North Korea Monday defended recent racist slurs, including "evil black monkey", fired off at US President Barack Obama through its state media.
The racist comments on Obama "was an adequate reaction against the one who insulted and defamed PRNK (People's Republic of North Korea)", a spokesperson for the external affairs ministry said in comments carried by the country's official Korean Central News Agency.
The North Korean spokesman criticised the US president for calling North Korea an "isolated state" that "condemns its citizens to hunger" by having a "reckless and irresponsible government" during his last visit to Seoul in late April.

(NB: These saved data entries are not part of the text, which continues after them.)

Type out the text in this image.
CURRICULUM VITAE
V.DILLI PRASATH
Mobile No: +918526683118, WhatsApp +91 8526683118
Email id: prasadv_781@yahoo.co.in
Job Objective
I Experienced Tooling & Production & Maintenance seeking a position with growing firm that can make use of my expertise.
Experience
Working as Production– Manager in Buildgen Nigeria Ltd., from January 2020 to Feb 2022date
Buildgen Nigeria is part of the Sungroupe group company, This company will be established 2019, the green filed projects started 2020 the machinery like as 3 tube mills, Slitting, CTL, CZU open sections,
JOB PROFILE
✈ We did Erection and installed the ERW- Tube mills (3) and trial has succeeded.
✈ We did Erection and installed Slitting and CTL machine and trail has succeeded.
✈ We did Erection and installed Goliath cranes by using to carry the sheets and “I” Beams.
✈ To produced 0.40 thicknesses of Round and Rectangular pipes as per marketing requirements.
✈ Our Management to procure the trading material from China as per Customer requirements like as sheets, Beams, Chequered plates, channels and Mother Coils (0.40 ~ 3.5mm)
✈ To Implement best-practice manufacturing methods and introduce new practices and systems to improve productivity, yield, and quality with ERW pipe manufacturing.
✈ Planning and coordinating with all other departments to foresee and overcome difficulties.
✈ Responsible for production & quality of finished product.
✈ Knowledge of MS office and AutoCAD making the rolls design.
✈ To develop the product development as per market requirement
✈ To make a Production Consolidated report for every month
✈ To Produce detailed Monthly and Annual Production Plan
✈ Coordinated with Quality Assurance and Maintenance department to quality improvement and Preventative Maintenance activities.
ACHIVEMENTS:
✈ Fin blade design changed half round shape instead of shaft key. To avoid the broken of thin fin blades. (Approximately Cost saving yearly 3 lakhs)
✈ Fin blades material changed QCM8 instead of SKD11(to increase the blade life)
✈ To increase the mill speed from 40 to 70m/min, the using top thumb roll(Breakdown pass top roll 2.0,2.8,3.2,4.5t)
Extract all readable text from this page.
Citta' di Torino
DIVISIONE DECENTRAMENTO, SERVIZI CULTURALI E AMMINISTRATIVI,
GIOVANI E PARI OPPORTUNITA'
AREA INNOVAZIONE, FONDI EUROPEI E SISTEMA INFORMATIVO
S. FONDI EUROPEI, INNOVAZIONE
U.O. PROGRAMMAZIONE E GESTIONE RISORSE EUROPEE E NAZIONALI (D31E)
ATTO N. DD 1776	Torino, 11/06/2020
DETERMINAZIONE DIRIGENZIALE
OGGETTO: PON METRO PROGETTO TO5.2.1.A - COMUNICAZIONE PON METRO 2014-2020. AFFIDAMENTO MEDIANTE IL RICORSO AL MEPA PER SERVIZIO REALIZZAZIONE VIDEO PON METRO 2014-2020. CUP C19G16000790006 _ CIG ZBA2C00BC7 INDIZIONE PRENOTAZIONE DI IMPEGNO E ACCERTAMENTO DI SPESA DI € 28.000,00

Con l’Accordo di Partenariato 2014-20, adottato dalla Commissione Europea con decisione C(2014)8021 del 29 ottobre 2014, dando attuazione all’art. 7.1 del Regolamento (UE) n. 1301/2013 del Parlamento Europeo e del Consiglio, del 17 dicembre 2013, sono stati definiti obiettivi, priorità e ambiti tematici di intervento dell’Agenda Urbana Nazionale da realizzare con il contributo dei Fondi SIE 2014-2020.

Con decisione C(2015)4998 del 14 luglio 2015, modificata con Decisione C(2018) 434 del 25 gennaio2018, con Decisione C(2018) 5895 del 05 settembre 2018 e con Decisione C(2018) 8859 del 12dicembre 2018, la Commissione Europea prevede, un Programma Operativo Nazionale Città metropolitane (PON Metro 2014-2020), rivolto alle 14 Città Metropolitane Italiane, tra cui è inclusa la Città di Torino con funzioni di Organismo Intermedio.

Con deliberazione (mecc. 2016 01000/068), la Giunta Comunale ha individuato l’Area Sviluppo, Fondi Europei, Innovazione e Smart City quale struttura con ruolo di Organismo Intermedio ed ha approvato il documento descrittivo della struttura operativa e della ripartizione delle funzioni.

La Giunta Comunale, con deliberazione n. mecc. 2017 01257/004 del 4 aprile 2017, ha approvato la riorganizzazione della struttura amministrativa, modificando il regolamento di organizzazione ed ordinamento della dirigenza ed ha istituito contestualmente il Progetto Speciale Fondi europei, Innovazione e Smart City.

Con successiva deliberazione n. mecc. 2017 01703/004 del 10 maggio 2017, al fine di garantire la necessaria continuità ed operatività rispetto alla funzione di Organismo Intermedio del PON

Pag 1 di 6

According to the Pyongyang spokesperson, it was an "unpardonable insult against the people of PRNK who are leading a happy life under the benevolent socialist system".
On May 2, after Obama's visit to South Korea, the KCNA carried a lengthy Korean-language diatribe against Obama calling him "evil black monkey" who "even lacks basic features of human beings".
The attack on the US President prompted an angry reaction from the White House and the State Department in Washington, which described it as "disgusting", "ridiculous" and "disrespectful" among other adjectives, and asked North Korean leader Kim Jong-An to "improve the lives of its people" instead of insulting others.
North Korea has recently raised the tone in its official statements, recently launching a diatribe against South Korean president Park Geun-hye calling her a "prostitute".
Although the two Koreas began earlier this year an apparent reconciliation process, Pyongyang's relations with both Seoul and Washington have taken a big blow since the joint military drill conducted this spring in South Korea.